La corriente circulaba más rápida que nunca, imprimiendo una velocidad de vértigo al Ala de Dragón a medida que giraba por el contorno del remolino, y cada vez parecía menos probable que el barco pudiera librarse al alcanzar el extremo sur del Ojo. La velocidad del Ala de Dragón era tan prodigiosa que se escoró mucho a estribor, dejando a Roran suspendido sobre las agitadas aguas.

Pese a los progresos del Ala de Dragón, los balandros seguían acercándose. Los barcos enemigos navegaban en columna a menos de una milla, moviendo en perfecta sincronizaciónlos remos, y de cada proa brotaban dos aletas de agua a medida que iban surcando el océano.

Roran no pudo sino admirar aquella visión.

Se guardó el catalejo en la camisa; ya no le hacía falta. Los balandros estaban suficientemente cerca para distinguirlos a primera vista, mientras que el remolino cada vez parecía más oscuro por las nubes de vapor blanco que emergían del borde del sumidero. Al precipitarse hacia las profundidades, el vapor formaba una lente espiral sobre el golfo, reproduciendo la forma del propio remolino.

Entonces el Ala de Dragón hizo un bordo a babor, apartándose de la corriente porque Uthar buscaba ya el mar abierto. La quilla surcó las aguas removidas y la velocidad del barco se redujo a la mitad mientras el Ala de Dragón luchaba contra el abrazo mortal del Ojo del Jabalí. Un temblor recorrió el mástil, haciendo entrechocar los dientes a Roran, y la cofa se balanceó en la dirección contraria, provocándole un mareo de vértigo.

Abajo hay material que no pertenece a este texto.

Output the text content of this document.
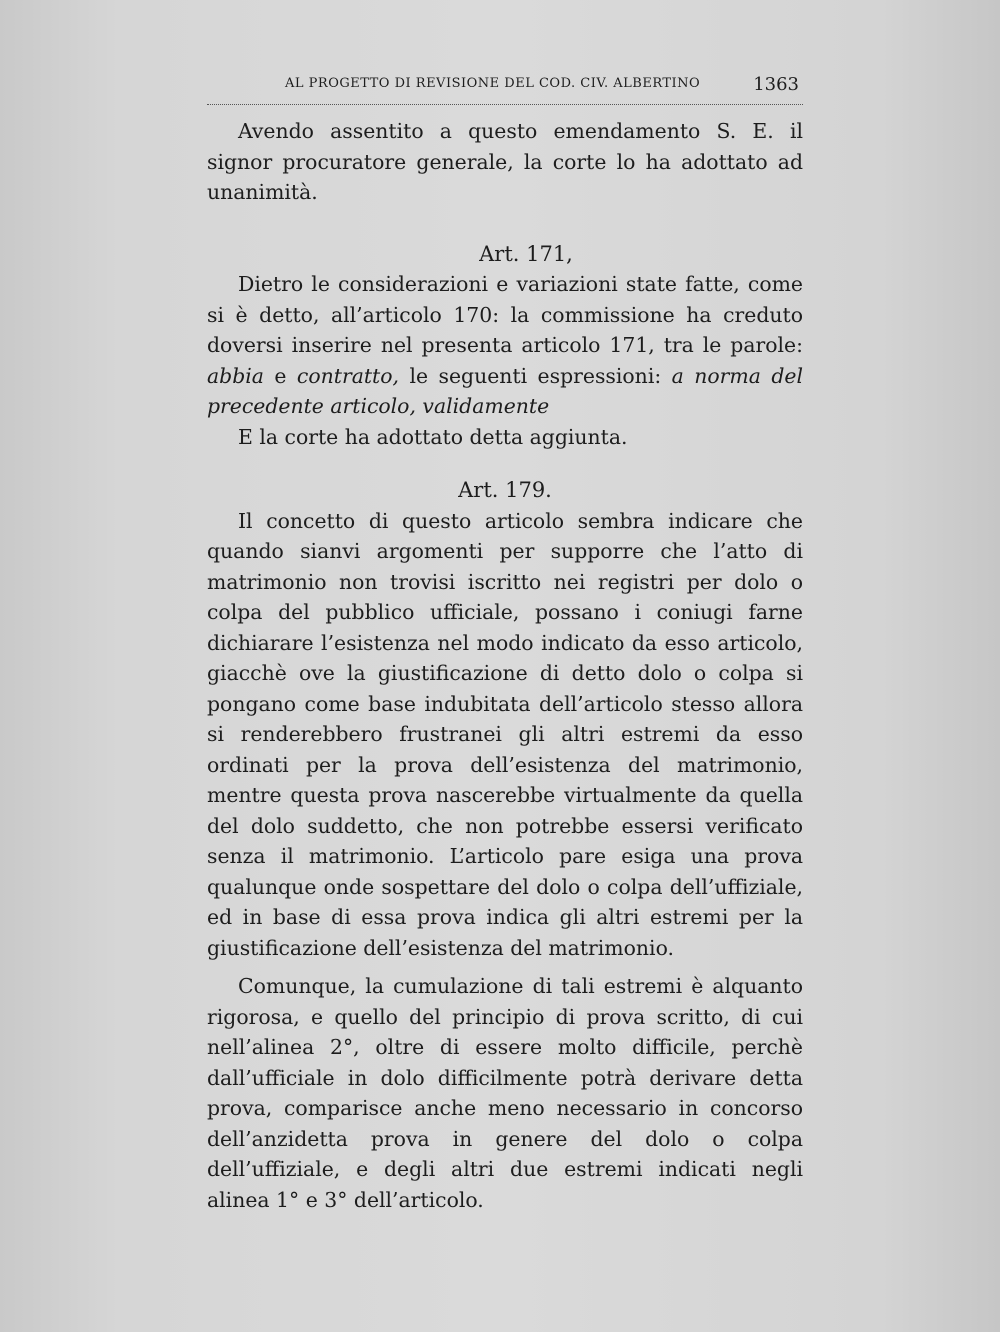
AL PROGETTO DI REVISIONE DEL COD. CIV. ALBERTINO	1363

Avendo assentito a questo emendamento S. E. il signor procuratore generale, la corte lo ha adottato ad unanimità.

Art. 171,

Dietro le considerazioni e variazioni state fatte, come si è detto, all’articolo 170: la commissione ha creduto doversi inserire nel presenta articolo 171, tra le parole: abbia e contratto, le seguenti espressioni: a norma del precedente articolo, validamente

E la corte ha adottato detta aggiunta.

Art. 179.

Il concetto di questo articolo sembra indicare che quando sianvi argomenti per supporre che l’atto di matrimonio non trovisi iscritto nei registri per dolo o colpa del pubblico ufficiale, possano i coniugi farne dichiarare l’esistenza nel modo indicato da esso articolo, giacchè ove la giustificazione di detto dolo o colpa si pongano come base indubitata dell’articolo stesso allora si renderebbero frustranei gli altri estremi da esso ordinati per la prova dell’esistenza del matrimonio, mentre questa prova nascerebbe virtualmente da quella del dolo suddetto, che non potrebbe essersi verificato senza il matrimonio. L’articolo pare esiga una prova qualunque onde sospettare del dolo o colpa dell’uffiziale, ed in base di essa prova indica gli altri estremi per la giustificazione dell’esistenza del matrimonio.

Comunque, la cumulazione di tali estremi è alquanto rigorosa, e quello del principio di prova scritto, di cui nell’alinea 2°, oltre di essere molto difficile, perchè dall’ufficiale in dolo difficilmente potrà derivare detta prova, comparisce anche meno necessario in concorso dell’anzidetta prova in genere del dolo o colpa dell’uffiziale, e degli altri due estremi indicati negli alinea 1° e 3° dell’articolo.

El miedo se apoderó de Roran al ver que el barco seguía frenándose. Cortó de un tajo las cuerdas que lo sujetaban y, con un temerario desprecio de su propia seguridad, se agarró a una maroma que tenía por debajo y se deslizó por la jarcia a tal velocidad que en un momento se soltó y no pudo volver a agarrarse hasta varios metros más abajo. Saltó a cubierta, corrió a la escotilla de proa y bajó a la primera bancada de remeros, donde se unió a Baldor y Albriech en un remo de roble.

Sin decir palabra, se pusieron a trabajar al ritmo de su propia respiración desesperada, el alocado batir del tambor, los gritos roncos de Bonden y el rugido del Ojo del Jabalí. Roran sentía la resistencia del potente remolino a cada golpe de remo.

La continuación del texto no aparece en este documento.